As stressful as it may be to study for the final, try to give yourself time to reflect on
your experience in the program. Do you have new career aspirations or interests you’d
like to explore? Did you make new connections that you didn’t have before? My own
experience in the program helped me realize that I don’t have an interest in pursuing a
career at the UN. I discovered that most U.S.-based opportunities would require me to
live in Washington D.C. or New York City, which I’m not certain I’d like to do. However, I
have renewed respect for the organization and its role in promoting global cooperation,
facilitating international agreements, and driving peacekeeping initiatives. Thanks to
this program, I got to deepen my understanding of the UN and visualize what it would
be like to pursue a career at the organization.
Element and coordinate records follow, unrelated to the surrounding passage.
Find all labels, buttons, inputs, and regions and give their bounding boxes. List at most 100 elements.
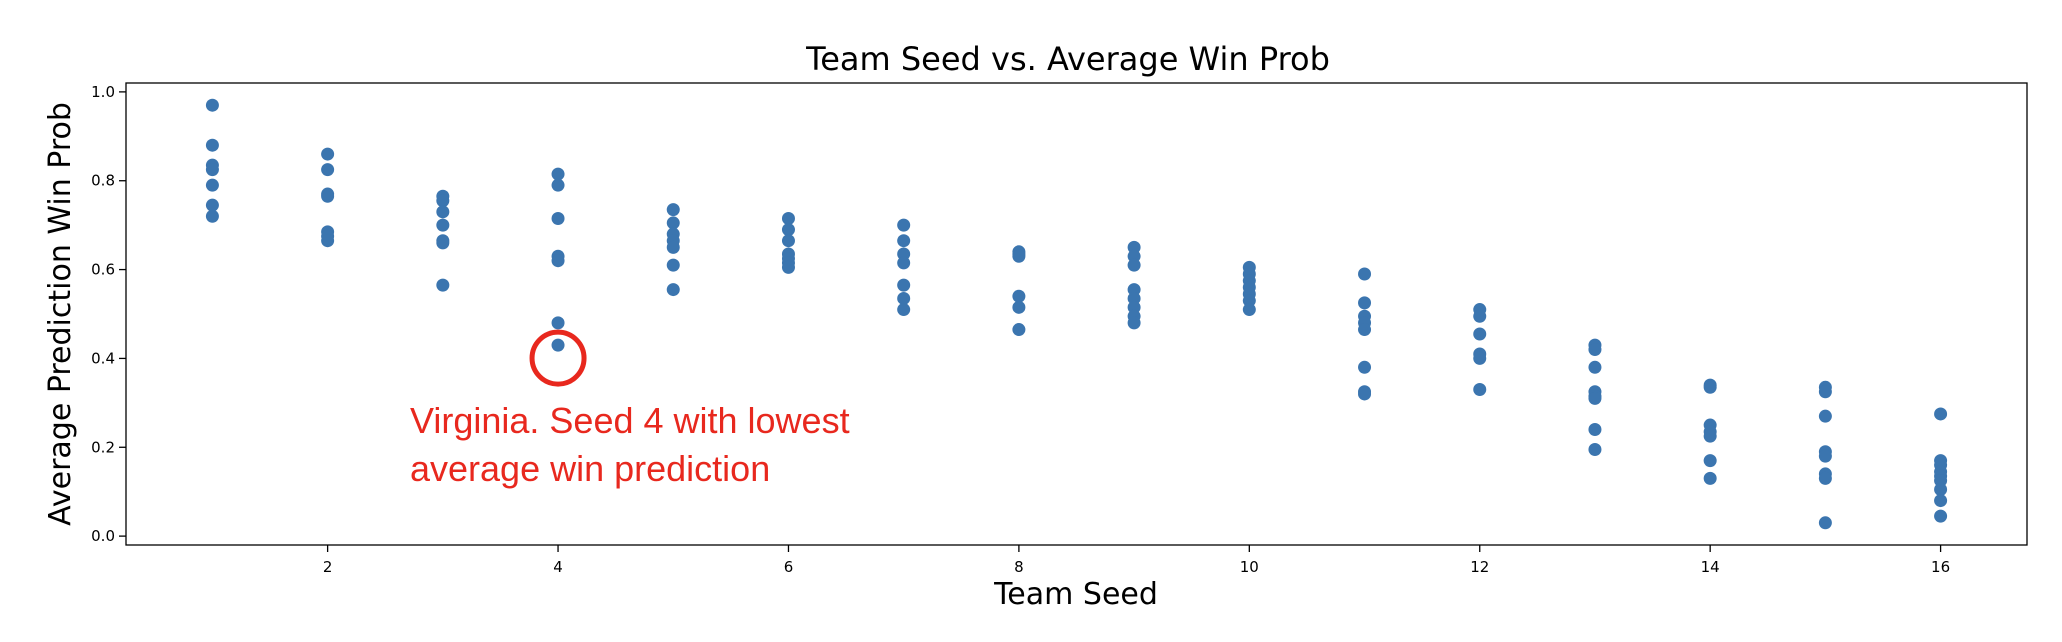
plot-frame bbox=[125, 82, 2028, 546]
data-point bbox=[1588, 343, 1602, 357]
data-point bbox=[205, 198, 219, 212]
data-point bbox=[1818, 449, 1832, 463]
y-tick-label: 0.4 bbox=[91, 349, 115, 367]
data-point bbox=[205, 138, 219, 152]
data-point bbox=[1242, 294, 1256, 308]
data-point bbox=[1703, 471, 1717, 485]
data-point bbox=[1012, 289, 1026, 303]
data-point bbox=[1934, 407, 1948, 421]
data-point bbox=[1127, 300, 1141, 314]
data-point bbox=[781, 260, 795, 274]
data-point bbox=[781, 223, 795, 237]
x-tick-label: 4 bbox=[553, 558, 563, 576]
data-point bbox=[551, 167, 565, 181]
data-point bbox=[1588, 442, 1602, 456]
y-axis-label: Average Prediction Win Prob bbox=[43, 102, 78, 526]
data-point bbox=[897, 234, 911, 248]
data-point bbox=[205, 163, 219, 177]
data-point bbox=[1703, 429, 1717, 443]
data-point bbox=[1473, 351, 1487, 365]
data-point bbox=[551, 316, 565, 330]
data-point bbox=[1358, 360, 1372, 374]
x-tick-label: 2 bbox=[323, 558, 333, 576]
data-point bbox=[205, 178, 219, 192]
y-tick-label: 0.2 bbox=[91, 438, 115, 456]
y-tick-label: 0.6 bbox=[91, 261, 115, 279]
x-tick-label: 8 bbox=[1014, 558, 1024, 576]
data-point bbox=[436, 278, 450, 292]
data-point bbox=[436, 205, 450, 219]
y-tick-label: 0.0 bbox=[91, 527, 115, 545]
data-point bbox=[1703, 380, 1717, 394]
data-point bbox=[1127, 240, 1141, 254]
data-points bbox=[205, 98, 1948, 530]
x-tick-label: 14 bbox=[1701, 558, 1720, 576]
y-tick-label: 1.0 bbox=[91, 83, 115, 101]
data-point bbox=[1127, 316, 1141, 330]
data-point bbox=[1358, 387, 1372, 401]
data-point bbox=[1127, 291, 1141, 305]
chart-title: Team Seed vs. Average Win Prob bbox=[805, 40, 1330, 78]
highlight-circle bbox=[529, 329, 587, 387]
x-axis-label: Team Seed bbox=[993, 577, 1158, 612]
data-point bbox=[897, 218, 911, 232]
annotation-text: average win prediction bbox=[410, 448, 770, 489]
data-point bbox=[897, 256, 911, 270]
data-point bbox=[1588, 423, 1602, 436]
data-point bbox=[1012, 300, 1026, 314]
data-point bbox=[321, 163, 335, 177]
data-point bbox=[205, 209, 219, 223]
data-point bbox=[551, 254, 565, 268]
data-point bbox=[1703, 454, 1717, 468]
data-point bbox=[1818, 516, 1832, 530]
data-point bbox=[897, 291, 911, 305]
data-point bbox=[1818, 385, 1832, 399]
data-point bbox=[1127, 249, 1141, 263]
data-point bbox=[1473, 327, 1487, 341]
data-point bbox=[666, 203, 680, 217]
data-point bbox=[1358, 296, 1372, 310]
x-axis: 2 4 6 8 10 12 14 16 bbox=[323, 545, 1950, 576]
data-point bbox=[1818, 471, 1832, 485]
data-point bbox=[1473, 309, 1487, 323]
data-point bbox=[205, 98, 219, 112]
data-point bbox=[666, 258, 680, 272]
data-point bbox=[1934, 474, 1948, 488]
data-point bbox=[1588, 391, 1602, 405]
data-point bbox=[897, 278, 911, 292]
data-point bbox=[781, 211, 795, 225]
data-point bbox=[1934, 494, 1948, 508]
data-point bbox=[897, 303, 911, 317]
x-tick-label: 10 bbox=[1240, 558, 1259, 576]
data-point bbox=[897, 247, 911, 261]
data-point bbox=[1358, 267, 1372, 281]
data-point bbox=[1358, 323, 1372, 337]
x-tick-label: 16 bbox=[1931, 558, 1950, 576]
data-point bbox=[1242, 303, 1256, 317]
data-point bbox=[551, 178, 565, 192]
data-point bbox=[436, 218, 450, 232]
data-point bbox=[436, 236, 450, 250]
data-point bbox=[1818, 409, 1832, 423]
data-point bbox=[321, 189, 335, 203]
data-point bbox=[1127, 258, 1141, 272]
data-point bbox=[1934, 482, 1948, 496]
annotation: Virginia. Seed 4 with lowest average win … bbox=[410, 329, 850, 489]
x-tick-label: 12 bbox=[1470, 558, 1489, 576]
x-tick-label: 6 bbox=[784, 558, 794, 576]
data-point bbox=[1012, 249, 1026, 263]
data-point bbox=[666, 283, 680, 297]
data-point bbox=[1934, 509, 1948, 523]
data-point bbox=[551, 211, 565, 225]
data-point bbox=[666, 240, 680, 254]
data-point bbox=[1012, 323, 1026, 337]
data-point bbox=[436, 194, 450, 208]
data-point bbox=[1127, 283, 1141, 297]
data-point bbox=[321, 147, 335, 161]
data-point bbox=[1473, 383, 1487, 397]
data-point bbox=[1588, 360, 1602, 374]
y-axis: 0.0 0.2 0.4 0.6 0.8 1.0 bbox=[91, 83, 126, 545]
y-tick-label: 0.8 bbox=[91, 172, 115, 190]
data-point bbox=[551, 338, 565, 352]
Do not be intimidated if you are not
familiar with the UN or how similar international organizations work – after all, that’s
exactly why you might choose this program!

Discovering how organizations like Human Rights Watch operate within the international
affairs ecosystem and influence policy is another significant highlight of this program.
Civil society organizations play a critical role in policy research and advocacy and they
often play a significant role in shaping public discussion and perspectives on important
human rights issues. In addition to learning about how these organizations work, you
will learn about the variety of human-rights-based approaches to international
intervention and how structural reform in the UN could be achieved. These topics each
speak to modern challenges affecting the current state of the global order, and how
institutions are both navigating this and calling for structural reform.

Drawing the connections between these core themes is a major component of the final.
There is plenty to learn in just a few short weeks. You will likely need to read segments
from two different books in addition to journalistic and academic articles each week.
Adequate preparation will require you to review the main arguments and takeaways
outlined by the assigned readings, guest speakers, and weekly excursions. You should
use these experiences to support your analysis when responding to prompts in the
exam. The exam is open book so don’t forget to use that to your advantage – but
prepare for the exam as if it is not. In my experience, I’ve found my mileage varies
when referencing textbooks during open exams. Use it to supplement your responses,
but do not assume it will replace adequate preparation. In short, The tl;dr for exam
preparation is to remember major themes and connect those ideas to make your
arguments. Don’t worry, you’ve got this!

Kyra studied abroad in New York in Summer 2019.